Comparison Operators in MySQL and Their Behavior with NULL
Comparison operators in MySQL are used to compare two values and return TRUE (1), FALSE (0), or NULL (unknown). When NULL values are involved, comparisons behave differently because NULL represents an unknown value.
= (equal to)
!= or <> (not equal to)
> (greater than)
< (less than)
>= (greater or equal)
<= (less or equal)
BETWEEN
IN / NOT IN
LIKE
Normally, comparison operators return TRUE or FALSE — except when NULL is involved.
Any comparison with NULL returns NULL (unknown).
This includes expressions like: 5 = NULL, NULL <> 10, NULL > 0.

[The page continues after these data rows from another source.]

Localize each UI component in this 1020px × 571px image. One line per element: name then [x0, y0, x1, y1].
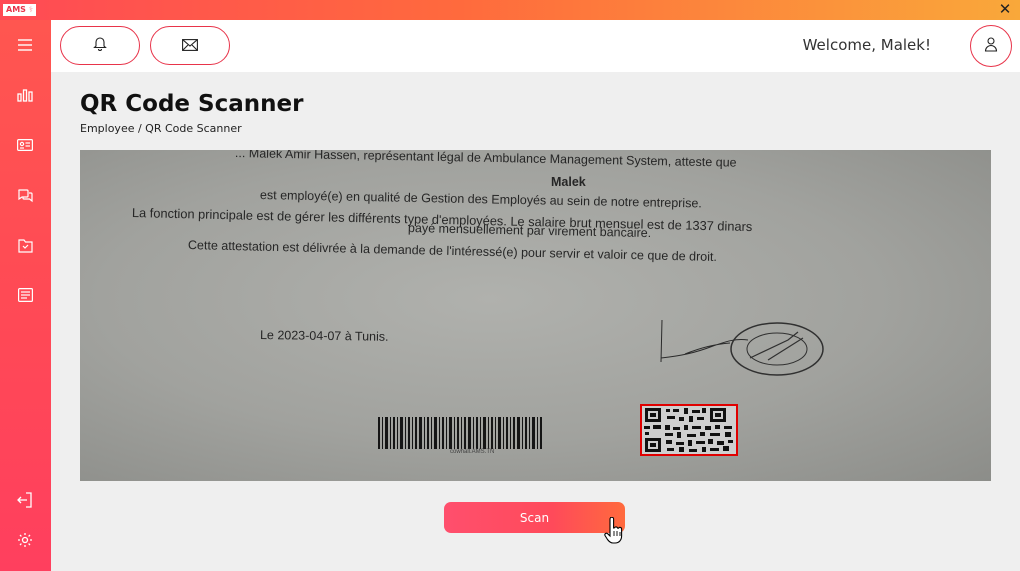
barcode-caption: cowhall.AMS.TN [450, 449, 495, 455]
qr-code-image [642, 406, 736, 454]
page-title: QR Code Scanner [80, 91, 304, 117]
welcome-message: Welcome, Malek! [802, 36, 931, 54]
folder-icon[interactable] [13, 233, 37, 257]
sidebar [0, 20, 51, 571]
bell-icon [93, 36, 107, 55]
qr-code-detection-box [640, 404, 738, 456]
logout-icon[interactable] [13, 488, 37, 512]
camera-preview: ... Malek Amir Hassen, représentant léga… [80, 150, 991, 481]
scan-button[interactable]: Scan [444, 502, 625, 533]
document-line: Malek [551, 175, 586, 189]
chat-icon[interactable] [13, 183, 37, 207]
company-stamp-image [730, 322, 824, 376]
app-logo: AMS ⚕ [3, 4, 37, 16]
id-card-icon[interactable] [13, 133, 37, 157]
chart-icon[interactable] [13, 83, 37, 107]
barcode-image [378, 415, 542, 451]
envelope-icon [182, 36, 198, 55]
notifications-button[interactable] [60, 26, 140, 65]
profile-button[interactable] [970, 25, 1012, 67]
window-titlebar: AMS ⚕ ✕ [0, 0, 1020, 20]
gear-icon[interactable] [13, 528, 37, 552]
breadcrumb: Employee / QR Code Scanner [80, 122, 242, 135]
messages-button[interactable] [150, 26, 230, 65]
close-window-button[interactable]: ✕ [998, 1, 1012, 17]
document-date-line: Le 2023-04-07 à Tunis. [259, 328, 389, 344]
hand-cursor-icon [604, 517, 623, 544]
top-header: Welcome, Malek! [51, 20, 1020, 72]
document-icon[interactable] [13, 283, 37, 307]
menu-icon[interactable] [13, 33, 37, 57]
user-icon [984, 36, 998, 56]
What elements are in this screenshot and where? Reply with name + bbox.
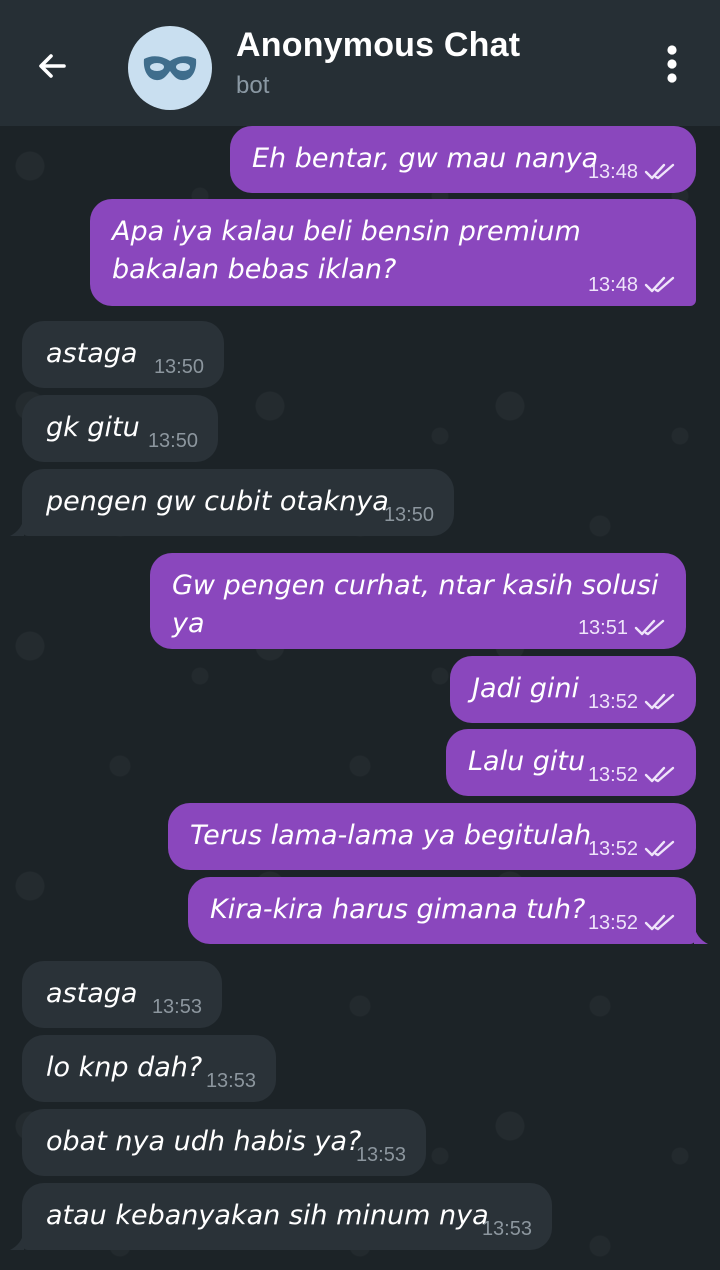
message-time: 13:53: [205, 1070, 256, 1092]
chat-header: Anonymous Chat bot: [0, 0, 720, 126]
double-check-icon: [644, 766, 675, 783]
message-meta: 13:48: [588, 161, 676, 183]
message-text: astaga: [46, 338, 138, 369]
message-time: 13:52: [587, 691, 638, 713]
message-text: gk gitu: [46, 412, 140, 443]
message-outgoing[interactable]: Kira-kira harus gimana tuh? 13:52: [188, 877, 696, 944]
message-text: Apa iya kalau beli bensin premium bakala…: [112, 216, 590, 285]
double-check-icon: [644, 163, 675, 180]
message-time: 13:48: [587, 274, 638, 296]
message-text: atau kebanyakan sih minum nya: [46, 1200, 489, 1231]
message-incoming[interactable]: gk gitu 13:50: [22, 395, 218, 462]
message-meta: 13:48: [588, 274, 676, 296]
back-button[interactable]: [22, 38, 82, 94]
bubble-tail: [10, 1232, 24, 1250]
avatar[interactable]: [128, 26, 212, 110]
message-outgoing[interactable]: Apa iya kalau beli bensin premium bakala…: [90, 199, 696, 306]
message-text: pengen gw cubit otaknya: [46, 486, 389, 517]
message-incoming[interactable]: astaga 13:50: [22, 321, 224, 388]
message-outgoing[interactable]: Eh bentar, gw mau nanya 13:48: [230, 126, 696, 193]
menu-button[interactable]: [648, 40, 696, 88]
message-time: 13:52: [587, 912, 638, 934]
message-text: obat nya udh habis ya?: [46, 1126, 362, 1157]
message-meta: 13:50: [384, 504, 434, 526]
more-vertical-icon: [667, 45, 677, 83]
message-outgoing[interactable]: Terus lama-lama ya begitulah 13:52: [168, 803, 696, 870]
message-incoming[interactable]: lo knp dah? 13:53: [22, 1035, 276, 1102]
double-check-icon: [644, 693, 675, 710]
message-meta: 13:53: [356, 1144, 406, 1166]
message-text: astaga: [46, 978, 138, 1009]
mask-icon: [143, 56, 197, 81]
message-time: 13:50: [147, 430, 198, 452]
message-time: 13:53: [151, 996, 202, 1018]
message-time: 13:53: [481, 1218, 532, 1240]
double-check-icon: [644, 840, 675, 857]
message-outgoing[interactable]: Lalu gitu 13:52: [446, 729, 696, 796]
message-incoming[interactable]: obat nya udh habis ya? 13:53: [22, 1109, 426, 1176]
message-time: 13:52: [587, 838, 638, 860]
chat-title[interactable]: Anonymous Chat: [236, 26, 520, 65]
message-time: 13:50: [383, 504, 434, 526]
message-meta: 13:52: [588, 691, 676, 713]
message-meta: 13:53: [206, 1070, 256, 1092]
message-meta: 13:53: [482, 1218, 532, 1240]
message-text: Eh bentar, gw mau nanya: [252, 143, 599, 174]
message-incoming[interactable]: astaga 13:53: [22, 961, 222, 1028]
chat-messages[interactable]: Eh bentar, gw mau nanya 13:48 Apa iya ka…: [0, 126, 720, 1270]
message-meta: 13:50: [154, 356, 204, 378]
message-text: Jadi gini: [472, 673, 579, 704]
chat-subtitle: bot: [236, 72, 270, 99]
bubble-tail: [10, 518, 24, 536]
message-time: 13:50: [153, 356, 204, 378]
message-outgoing[interactable]: Gw pengen curhat, ntar kasih solusi ya 1…: [150, 553, 686, 649]
message-incoming[interactable]: atau kebanyakan sih minum nya 13:53: [22, 1183, 552, 1250]
message-meta: 13:52: [588, 764, 676, 786]
message-time: 13:51: [577, 617, 628, 639]
double-check-icon: [644, 276, 675, 293]
message-meta: 13:50: [148, 430, 198, 452]
message-meta: 13:53: [152, 996, 202, 1018]
message-meta: 13:52: [588, 912, 676, 934]
message-text: Lalu gitu: [468, 746, 586, 777]
message-meta: 13:52: [588, 838, 676, 860]
message-meta: 13:51: [578, 617, 666, 639]
double-check-icon: [634, 619, 665, 636]
message-outgoing[interactable]: Jadi gini 13:52: [450, 656, 696, 723]
message-text: Kira-kira harus gimana tuh?: [210, 894, 586, 925]
message-time: 13:53: [355, 1144, 406, 1166]
bubble-tail: [694, 926, 708, 944]
message-incoming[interactable]: pengen gw cubit otaknya 13:50: [22, 469, 454, 536]
message-time: 13:48: [587, 161, 638, 183]
double-check-icon: [644, 914, 675, 931]
message-time: 13:52: [587, 764, 638, 786]
message-text: lo knp dah?: [46, 1052, 203, 1083]
message-text: Terus lama-lama ya begitulah: [190, 820, 592, 851]
arrow-left-icon: [39, 54, 66, 78]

Even NULL = NULL returns NULL (because NULL means unknown, so two unknowns cannot be equal).
<=> is MySQL's NULL-safe comparison operator.
Returns 1 if both values are equal — including when both are NULL.
Returns 0 otherwise.
IN ignores NULL values in the list.
NOT IN returns NULL if the list contains a NULL — causing unexpected results.

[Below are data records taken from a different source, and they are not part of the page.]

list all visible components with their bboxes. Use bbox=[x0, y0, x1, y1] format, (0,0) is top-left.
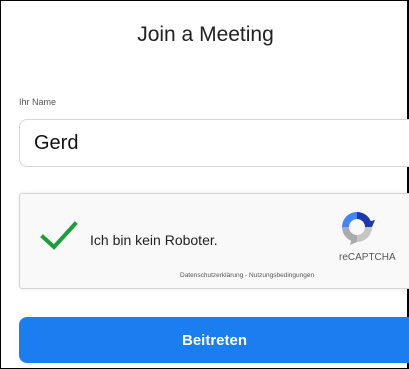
page-title: Join a Meeting bbox=[137, 23, 274, 46]
privacy-link[interactable]: Datenschutzerklärung bbox=[180, 272, 243, 279]
recaptcha-brand: reCAPTCHA bbox=[339, 252, 396, 263]
checkmark-icon[interactable] bbox=[40, 220, 78, 252]
recaptcha-links: Datenschutzerklärung - Nutzungsbedingung… bbox=[180, 272, 314, 279]
name-input[interactable] bbox=[19, 119, 409, 167]
recaptcha-widget: Ich bin kein Roboter. reCAPTCHA Datensch… bbox=[19, 193, 409, 289]
recaptcha-logo-icon bbox=[342, 212, 375, 245]
captcha-label: Ich bin kein Roboter. bbox=[90, 232, 218, 248]
name-field-label: Ihr Name bbox=[19, 97, 57, 107]
join-meeting-dialog: Join a Meeting Ihr Name Ich bin kein Rob… bbox=[0, 0, 409, 369]
terms-link[interactable]: Nutzungsbedingungen bbox=[249, 272, 314, 279]
join-button[interactable]: Beitreten bbox=[19, 317, 409, 363]
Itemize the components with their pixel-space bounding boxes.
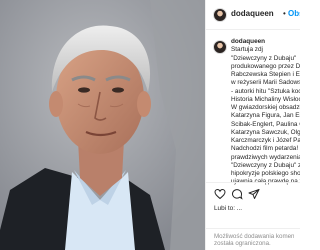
caption-line: "Dziewczyny z Dubaju" zdz	[231, 161, 300, 169]
caption-line: - autorki hitu "Sztuka koch	[231, 87, 300, 95]
caption-line: Katarzyna Figura, Jan Engl	[231, 112, 300, 120]
comment-notice-line: Możliwość dodawania komentarza	[214, 233, 294, 240]
heart-icon[interactable]	[214, 188, 226, 200]
post-caption: dodaqueen Startuja zdj "Dziewczyny z Dub…	[231, 38, 300, 187]
caption-line: prawdziwych wydarzeniach	[231, 153, 300, 161]
caption-line: Historia Michaliny Wisłock	[231, 95, 300, 103]
caption-line: Scibak-Englert, Paulina Ga	[231, 120, 300, 128]
comment-notice-line: została ograniczona.	[214, 240, 271, 247]
header-username[interactable]: dodaqueen	[231, 9, 274, 18]
header-separator: •	[283, 9, 286, 18]
likes-count[interactable]: Lubi to: ...	[214, 205, 242, 212]
caption-line: W gwiazdorskiej obsadzie	[231, 104, 300, 111]
caption-line: Karczmarczyk i Józef Pawło	[231, 137, 300, 144]
comment-bar: Możliwość dodawania komentarza została o…	[206, 228, 300, 250]
share-icon[interactable]	[248, 188, 260, 200]
caption-line: Rabczewska Stepien i Emil	[231, 71, 300, 78]
comments-restricted-notice: Możliwość dodawania komentarza została o…	[214, 233, 294, 247]
post-photo[interactable]	[0, 0, 205, 250]
avatar[interactable]	[213, 8, 227, 22]
portrait-image	[0, 0, 205, 250]
action-bar	[206, 182, 300, 202]
caption-line: Nadchodzi film petarda! C	[231, 145, 300, 153]
caption-username[interactable]: dodaqueen	[231, 38, 265, 45]
post-sidebar: dodaqueen • Obserwuj dodaqueen Startuja …	[205, 0, 300, 250]
comment-icon[interactable]	[231, 188, 243, 200]
caption-line: Katarzyna Sawczuk, Olga K	[231, 128, 300, 136]
caption-line: dodaqueen	[231, 38, 300, 46]
caption-avatar[interactable]	[213, 40, 227, 54]
caption-line: hipokryzje polskiego show	[231, 170, 300, 177]
caption-line: w reżyserii Marii Sadowski	[231, 79, 300, 87]
caption-line: Startuja zdj	[231, 46, 263, 54]
caption-line: "Dziewczyny z Dubaju"	[231, 54, 297, 62]
post-header: dodaqueen • Obserwuj	[206, 0, 300, 30]
caption-line: produkowanego przez Do	[231, 62, 300, 70]
follow-button[interactable]: Obserwuj	[288, 9, 300, 18]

NULL means unknown, so comparisons involving NULL result in NULL.
Use <=> for NULL-safe comparisons.
Beware of NULL inside NOT IN — it can make the whole condition NULL.
NULL does not behave like 0 or empty string.
In summary: MySQL's comparison operators work normally unless NULL is present. When NULL appears, the result becomes NULL unless you use the NULL-safe operator <=>.